Resulta doblemente oportuno que este periódico tenga la iniciativa de difundir a partir de hoy, con un coleccionable sobre la guerra de la Independencia, el grito de libertad que surgió de las gargantas españolas en 1808 y que supuso el paso del Antiguo Régimen al liberalismo. Doblemente oportuno, digo, porque precisamente doscientos años después está en almoneda todo aquello que defendió el pueblo en una lucha heroica y desigual contra el invasor y al margen de las instituciones que habían decidido entregarse sin presentar batalla, colaborando incluso en la destrucción del país. La nación, que entonces estaba en la conciencia de los amotinados contra el absolutismo y contra los que venían de Francia a imponer otro tipo de cadenas, se encuentra ahora en uno de sus peores momentos. La historia se repite con otros protagonistas, igual de pésimos para nuestro futuro.

Y todavía resulta más desazonador desde el 9 de marzo por las señales preocupantes de cambio que el único partido mayoritario, dispuesto a defender ese concepto liberal de nación, está dando en el inicio de la legislatura. Ahora que la desigualdad territorial parte incluso de la propia financiación por los sucesivos guiños al nacionalismo periférico, no está de más recordar las palabras de Muñoz Torrero ante las Cortes de Cádiz: «Yo quiero que nos acordemos de que formamos una sola nación y no un agregado de varias naciones».

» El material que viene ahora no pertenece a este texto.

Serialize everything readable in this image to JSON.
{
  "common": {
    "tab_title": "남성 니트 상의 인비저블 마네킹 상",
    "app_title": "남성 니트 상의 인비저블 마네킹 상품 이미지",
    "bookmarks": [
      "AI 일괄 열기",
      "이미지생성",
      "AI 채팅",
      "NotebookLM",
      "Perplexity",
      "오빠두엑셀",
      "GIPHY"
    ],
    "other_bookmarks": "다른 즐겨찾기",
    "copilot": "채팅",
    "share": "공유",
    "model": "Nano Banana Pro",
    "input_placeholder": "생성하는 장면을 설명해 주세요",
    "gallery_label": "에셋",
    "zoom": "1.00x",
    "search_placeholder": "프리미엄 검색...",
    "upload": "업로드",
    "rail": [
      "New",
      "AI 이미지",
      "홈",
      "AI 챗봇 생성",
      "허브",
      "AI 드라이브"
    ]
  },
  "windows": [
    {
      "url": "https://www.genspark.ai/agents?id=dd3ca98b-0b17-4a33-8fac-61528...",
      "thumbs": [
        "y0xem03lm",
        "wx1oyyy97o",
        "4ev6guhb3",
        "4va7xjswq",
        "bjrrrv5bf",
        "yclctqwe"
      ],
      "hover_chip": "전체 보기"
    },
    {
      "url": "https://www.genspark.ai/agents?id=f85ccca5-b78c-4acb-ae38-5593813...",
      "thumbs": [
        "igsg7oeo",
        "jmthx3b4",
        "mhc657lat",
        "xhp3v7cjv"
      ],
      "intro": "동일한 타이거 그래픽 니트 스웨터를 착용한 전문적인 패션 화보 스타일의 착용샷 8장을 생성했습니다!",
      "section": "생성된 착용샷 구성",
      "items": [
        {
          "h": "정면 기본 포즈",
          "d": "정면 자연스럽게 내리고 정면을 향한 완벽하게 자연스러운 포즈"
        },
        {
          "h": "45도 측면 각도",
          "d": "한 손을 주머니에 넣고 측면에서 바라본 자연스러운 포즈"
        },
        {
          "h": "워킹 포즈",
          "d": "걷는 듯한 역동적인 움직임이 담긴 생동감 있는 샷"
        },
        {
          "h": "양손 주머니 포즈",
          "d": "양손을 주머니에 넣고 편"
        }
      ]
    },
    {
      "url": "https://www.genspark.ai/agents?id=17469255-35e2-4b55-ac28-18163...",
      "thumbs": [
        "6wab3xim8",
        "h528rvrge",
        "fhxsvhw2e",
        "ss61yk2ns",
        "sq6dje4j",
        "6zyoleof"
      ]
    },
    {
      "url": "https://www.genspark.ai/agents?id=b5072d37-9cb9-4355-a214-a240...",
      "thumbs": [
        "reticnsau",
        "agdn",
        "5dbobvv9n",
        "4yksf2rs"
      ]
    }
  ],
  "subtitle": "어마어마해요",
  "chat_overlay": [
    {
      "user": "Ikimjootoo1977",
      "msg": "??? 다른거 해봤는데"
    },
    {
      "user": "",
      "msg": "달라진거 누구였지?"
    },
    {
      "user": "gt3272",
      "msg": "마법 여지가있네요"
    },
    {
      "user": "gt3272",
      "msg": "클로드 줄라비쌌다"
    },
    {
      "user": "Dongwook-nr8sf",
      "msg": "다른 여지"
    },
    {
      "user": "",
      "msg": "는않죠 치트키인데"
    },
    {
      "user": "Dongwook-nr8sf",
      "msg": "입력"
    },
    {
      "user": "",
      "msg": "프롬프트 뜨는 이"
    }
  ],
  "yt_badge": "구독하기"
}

Esa nación de ciudadanos iguales en derechos y deberes es la que debemos seguir reclamando a una casta política embobada y ajena a las preocupaciones generales. Una casta que sólo se preocupa de cómo ganar las próximas elecciones para seguir asegurando la poltrona y que, en algunos casos, no sabe siquiera hacer la lectura correcta de los resultados para obrar en consecuencia.

El levantamiento de 1808 en Asturias y en otros lugares es una verdadera lección de ética y coraje. Y recordarlo es un deber, sobre todo teniendo en cuenta la infeliz coincidencia de nuestros días.